Coca-Cola CEO James Quincey announced this week that rising costs were driving an unusual mid-year need to raise prices to consumers. The reason is "the freight, the metals, the steel, the aluminum going up, the labor going up," he said during a CNBC interview. He directly mentioned tariffs to the Wall Street Journal.

It wasn't long ago — March, in fact — that Commerce Secretary Wilbur Ross predicted no major impact on consumers from steel and aluminum tariffs.

Ross held up a can of Coke while defending the use of tariffs. "Here's a can of Coca-Cola," Ross said. "Coca-Cola has three cents of aluminum in it. If that goes up 10 percent, that's three-tenths of a percent. I just paid $1.49 for this can of Coke. It doesn't mean anything. So all this hysteria has a lot to do about nothing."

He did something similar at the time with a can of Campbell's Chicken Noodle Soup, noting that a 25 percent tariff on steel would add just six-tenths of a cent in cost. In a May earnings call, a Campbell executive blamed steel tariffs for problems with future profitability.

And now it's Coke, correcting the record.
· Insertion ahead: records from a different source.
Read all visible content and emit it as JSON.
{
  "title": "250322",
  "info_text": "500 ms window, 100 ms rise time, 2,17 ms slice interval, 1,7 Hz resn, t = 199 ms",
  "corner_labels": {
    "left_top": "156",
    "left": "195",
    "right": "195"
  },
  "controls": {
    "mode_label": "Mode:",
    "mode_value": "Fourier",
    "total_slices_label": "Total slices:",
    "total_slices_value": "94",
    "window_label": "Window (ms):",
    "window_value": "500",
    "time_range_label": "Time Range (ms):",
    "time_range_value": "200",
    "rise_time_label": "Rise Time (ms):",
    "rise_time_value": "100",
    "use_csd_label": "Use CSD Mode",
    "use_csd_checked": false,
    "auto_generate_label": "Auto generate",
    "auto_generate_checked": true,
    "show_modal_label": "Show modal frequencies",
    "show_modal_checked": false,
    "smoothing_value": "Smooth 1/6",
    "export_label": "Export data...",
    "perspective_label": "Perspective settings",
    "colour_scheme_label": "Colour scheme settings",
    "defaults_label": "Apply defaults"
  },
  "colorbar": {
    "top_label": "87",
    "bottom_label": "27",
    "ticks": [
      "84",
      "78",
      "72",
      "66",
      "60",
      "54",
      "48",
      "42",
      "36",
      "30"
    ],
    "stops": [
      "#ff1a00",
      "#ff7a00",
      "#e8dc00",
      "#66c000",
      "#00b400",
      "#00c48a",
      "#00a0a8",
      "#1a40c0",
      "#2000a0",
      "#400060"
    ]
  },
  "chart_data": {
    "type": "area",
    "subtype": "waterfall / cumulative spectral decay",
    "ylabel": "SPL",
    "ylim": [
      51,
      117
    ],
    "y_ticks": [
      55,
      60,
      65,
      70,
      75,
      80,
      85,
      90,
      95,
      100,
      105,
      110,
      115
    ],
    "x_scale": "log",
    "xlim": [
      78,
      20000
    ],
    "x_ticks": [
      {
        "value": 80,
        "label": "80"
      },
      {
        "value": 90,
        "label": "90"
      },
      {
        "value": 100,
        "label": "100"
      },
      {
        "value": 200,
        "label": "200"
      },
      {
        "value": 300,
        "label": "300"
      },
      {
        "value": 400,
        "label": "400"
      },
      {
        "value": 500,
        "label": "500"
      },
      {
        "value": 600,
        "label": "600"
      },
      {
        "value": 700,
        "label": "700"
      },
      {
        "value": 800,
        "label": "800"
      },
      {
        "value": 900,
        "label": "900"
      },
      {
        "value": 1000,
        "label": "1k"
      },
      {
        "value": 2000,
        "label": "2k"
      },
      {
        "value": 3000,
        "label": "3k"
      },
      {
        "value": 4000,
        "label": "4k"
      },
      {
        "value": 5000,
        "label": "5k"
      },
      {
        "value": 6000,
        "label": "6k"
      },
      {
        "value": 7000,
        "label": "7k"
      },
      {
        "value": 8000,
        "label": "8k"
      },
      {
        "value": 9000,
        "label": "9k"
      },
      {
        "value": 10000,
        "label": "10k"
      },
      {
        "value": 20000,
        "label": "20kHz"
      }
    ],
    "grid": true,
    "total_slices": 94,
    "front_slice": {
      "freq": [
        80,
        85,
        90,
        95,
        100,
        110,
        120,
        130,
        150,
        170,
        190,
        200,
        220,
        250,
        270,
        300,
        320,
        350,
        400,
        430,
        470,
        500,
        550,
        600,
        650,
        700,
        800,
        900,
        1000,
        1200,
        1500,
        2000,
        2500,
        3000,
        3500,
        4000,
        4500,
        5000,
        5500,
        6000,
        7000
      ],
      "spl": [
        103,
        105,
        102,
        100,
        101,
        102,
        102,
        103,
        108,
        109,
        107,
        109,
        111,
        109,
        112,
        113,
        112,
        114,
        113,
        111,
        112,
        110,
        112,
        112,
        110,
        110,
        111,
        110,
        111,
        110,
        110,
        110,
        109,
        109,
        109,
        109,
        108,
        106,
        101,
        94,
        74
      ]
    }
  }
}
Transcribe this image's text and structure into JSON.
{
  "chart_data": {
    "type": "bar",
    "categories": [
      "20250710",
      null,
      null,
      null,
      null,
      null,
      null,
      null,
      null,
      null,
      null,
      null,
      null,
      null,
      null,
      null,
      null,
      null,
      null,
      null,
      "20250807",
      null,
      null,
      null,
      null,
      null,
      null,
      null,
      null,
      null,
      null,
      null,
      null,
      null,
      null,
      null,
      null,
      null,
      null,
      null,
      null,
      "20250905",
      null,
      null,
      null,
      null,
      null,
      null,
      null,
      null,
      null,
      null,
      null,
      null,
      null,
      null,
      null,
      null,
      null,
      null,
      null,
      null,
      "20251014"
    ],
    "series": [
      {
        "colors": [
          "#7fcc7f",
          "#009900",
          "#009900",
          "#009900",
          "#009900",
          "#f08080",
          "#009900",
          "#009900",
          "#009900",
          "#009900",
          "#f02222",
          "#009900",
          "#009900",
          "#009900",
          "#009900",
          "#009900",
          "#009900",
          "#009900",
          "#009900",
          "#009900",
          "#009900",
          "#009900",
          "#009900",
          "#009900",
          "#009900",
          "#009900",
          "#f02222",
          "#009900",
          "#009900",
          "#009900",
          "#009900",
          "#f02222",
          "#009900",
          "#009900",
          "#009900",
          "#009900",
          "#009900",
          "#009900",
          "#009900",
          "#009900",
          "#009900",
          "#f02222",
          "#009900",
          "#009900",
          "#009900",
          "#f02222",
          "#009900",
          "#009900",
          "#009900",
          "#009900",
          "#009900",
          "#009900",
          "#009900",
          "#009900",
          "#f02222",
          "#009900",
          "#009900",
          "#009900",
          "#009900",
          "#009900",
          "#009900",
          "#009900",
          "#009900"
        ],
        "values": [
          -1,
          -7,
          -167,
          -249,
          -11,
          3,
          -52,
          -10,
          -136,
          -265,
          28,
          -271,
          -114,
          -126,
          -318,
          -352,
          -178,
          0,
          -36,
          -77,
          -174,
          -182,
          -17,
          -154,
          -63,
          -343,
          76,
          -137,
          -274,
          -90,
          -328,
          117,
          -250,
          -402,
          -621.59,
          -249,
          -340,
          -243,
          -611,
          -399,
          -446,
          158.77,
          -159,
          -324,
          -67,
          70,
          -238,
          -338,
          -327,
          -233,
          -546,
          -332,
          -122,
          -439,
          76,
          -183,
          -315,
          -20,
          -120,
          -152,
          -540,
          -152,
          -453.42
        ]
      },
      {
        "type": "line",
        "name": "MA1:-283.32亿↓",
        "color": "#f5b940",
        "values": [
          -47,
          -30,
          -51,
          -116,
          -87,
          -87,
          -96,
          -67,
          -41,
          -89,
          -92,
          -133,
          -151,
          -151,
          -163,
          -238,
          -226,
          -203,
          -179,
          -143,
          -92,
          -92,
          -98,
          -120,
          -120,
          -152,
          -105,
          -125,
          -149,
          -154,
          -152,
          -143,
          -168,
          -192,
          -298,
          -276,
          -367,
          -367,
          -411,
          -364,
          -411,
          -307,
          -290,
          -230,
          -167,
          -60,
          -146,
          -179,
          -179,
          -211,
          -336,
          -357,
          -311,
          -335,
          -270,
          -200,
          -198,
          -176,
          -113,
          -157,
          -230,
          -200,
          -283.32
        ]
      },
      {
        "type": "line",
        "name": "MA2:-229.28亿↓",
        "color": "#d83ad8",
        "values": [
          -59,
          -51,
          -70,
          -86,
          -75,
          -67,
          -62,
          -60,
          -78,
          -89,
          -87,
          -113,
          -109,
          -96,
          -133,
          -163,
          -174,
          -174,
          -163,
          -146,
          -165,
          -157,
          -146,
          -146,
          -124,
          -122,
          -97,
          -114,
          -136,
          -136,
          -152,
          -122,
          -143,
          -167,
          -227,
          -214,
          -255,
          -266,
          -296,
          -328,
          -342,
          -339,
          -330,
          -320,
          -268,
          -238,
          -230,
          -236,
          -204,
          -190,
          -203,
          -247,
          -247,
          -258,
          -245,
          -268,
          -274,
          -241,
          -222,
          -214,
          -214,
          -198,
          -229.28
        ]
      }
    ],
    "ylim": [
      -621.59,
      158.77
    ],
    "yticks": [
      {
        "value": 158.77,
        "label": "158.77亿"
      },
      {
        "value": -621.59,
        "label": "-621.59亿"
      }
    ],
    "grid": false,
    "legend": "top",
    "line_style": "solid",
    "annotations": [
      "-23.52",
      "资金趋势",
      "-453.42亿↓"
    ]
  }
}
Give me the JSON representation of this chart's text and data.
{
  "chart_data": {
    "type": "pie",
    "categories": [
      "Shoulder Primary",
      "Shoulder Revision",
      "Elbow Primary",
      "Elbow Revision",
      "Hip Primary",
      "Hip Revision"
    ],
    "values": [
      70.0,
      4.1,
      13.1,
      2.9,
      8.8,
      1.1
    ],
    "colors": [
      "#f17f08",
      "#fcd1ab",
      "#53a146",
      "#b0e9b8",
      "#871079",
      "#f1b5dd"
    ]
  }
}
While the cost increase of one single can may seem negligible, it adds up over the tremendous volume a company like Coca-Cola sees. Looking at the malted beverage sector, according to the Beer Institute, more than 5,000 active breweries in the U.S. last year bought 36 billion aluminum cans and bottles, with the aluminum being the largest single input cost for the can.

"I wonder if that's the case with a can of Coke?" said Jeff Inman, professor of marketing and business administration at the University of Pittsburgh, to NBC News. "If I was Coke, I'd say that information out there about aluminum being a fraction of the price of a can is false. It's, boom, some number. On top of that we're experiencing increased fuel costs. Those are all plausible justifications."

However, it's impossible to tell from the outside how much the company's costs are increasing. "This will allow the drink companies to lock in additional profits for the foreseeable future without the usual incremental price increases," said Robin Lee Allen, managing partner for private equity firm Esperance.

Not that the company is hurting. In its second quarter earnings announcement, Coca-Cola said that unit case volume was up 2 percent, year over year, with Coca-Cola brand beverages leading the increase. Earnings per share were up 68 percent.

The Twitterverse, meanwhile, had its own opinions on the impact of Trump's tariffs, with many noting that the fast food-loving president seemed to be inadvertently supporting a shift in public health policy by making sugary sodas more expensive.